Fidèle à son rôle, l'ancien commissaire européen à la Recherche, Philippe Busquin, mesure l'étendue du déclin scientifique des Vingt-sept par défaut de stratégie et de synergie européenne. Il appelle à moderniser les universités et attirer les chercheurs étrangers. Le parlementaire néerlandais Wim van Velzen déplore la dérive qui a fait de l'Europe sociale le parent pauvre du marché intérieur. Dans ce qui est l'un de ses derniers écrits, Bronislaw Geremek insiste sur la nécessité de ne pas opposer élargissement et approfondissement, avant de juger stérile et dangereux le débat sur les frontières de l'Europe.
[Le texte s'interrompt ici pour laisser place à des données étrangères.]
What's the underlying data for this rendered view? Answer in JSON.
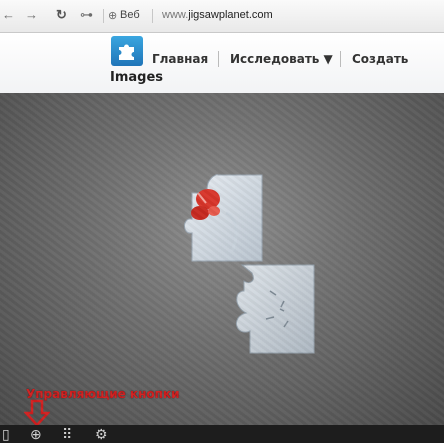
{
  "browser": {
    "back_icon": "back-arrow-icon",
    "forward_icon": "forward-arrow-icon",
    "reload_icon": "reload-icon",
    "key_icon": "key-icon",
    "site_label": "Веб",
    "url_prefix": "www.",
    "url_domain": "jigsawplanet.com"
  },
  "site": {
    "logo_icon": "puzzle-logo-icon",
    "menu": [
      {
        "label": "Главная"
      },
      {
        "label": "Исследовать ▼"
      },
      {
        "label": "Создать"
      }
    ],
    "section_title": "Images"
  },
  "canvas": {
    "annotation": "Управляющие кнопки"
  },
  "toolbar": {
    "icons": [
      "panel-icon",
      "puzzle-piece-icon",
      "pieces-grid-icon",
      "settings-gear-icon"
    ]
  },
  "colors": {
    "accent": "#2b8bd3",
    "annotation_red": "#d11e1e",
    "toolbar_bg": "#1d1d1d"
  }
}
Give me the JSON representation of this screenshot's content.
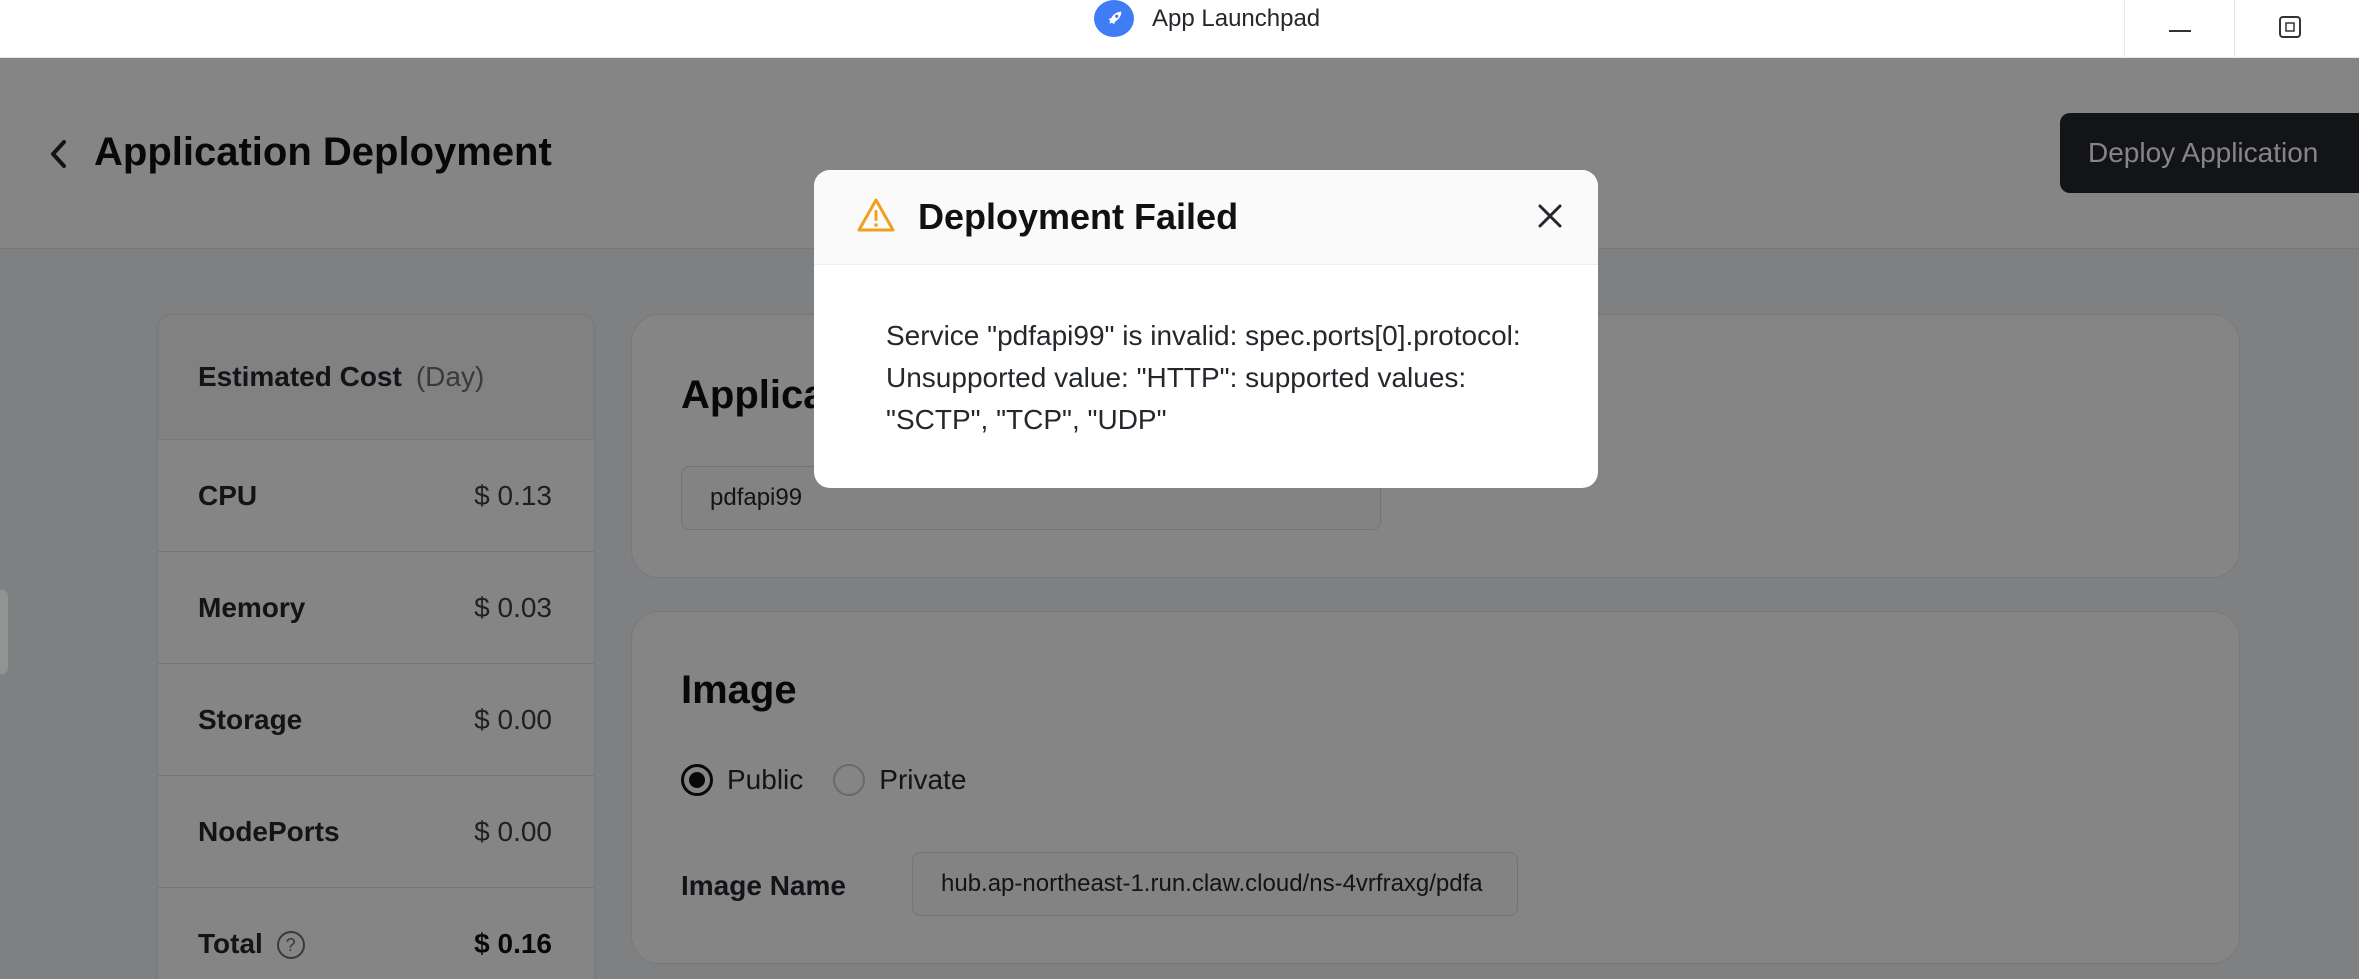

Et d'affirmer également que "toute inachevée qu'elle est, l'Europe s'affirme malgré les vents contraires comme une puissance, comme une patrie et comme une communauté".
Pour Nicole Gnesotto, "la mondialisation impose (...) aux souverainetés nationales des limites que seules la cécité ou l'arrogance des nations permettent d'ignorer". Et l'ancienne directrice de l'Institut d'études de sécurité de l'Union européenne à Paris d'interroger : quel État européen, ou quelle coalition d'États, est aujourd'hui assez puissant pour agir sur la scène internationale et tenter de résoudre les défis nouveaux (énergie, réchauffement climatique, risques sanitaires ou alimentaires, conflits régionaux, terrorisme) qui menacent la stabilité et la prospérité internationale ? Aussi Mme Gnesotto appelle-t-elle de ses vœux "une Europe qui saurait réconcilier la force et le droit, la puissance normative et la puissance politique, l'identité européenne et la solidarité occidentale".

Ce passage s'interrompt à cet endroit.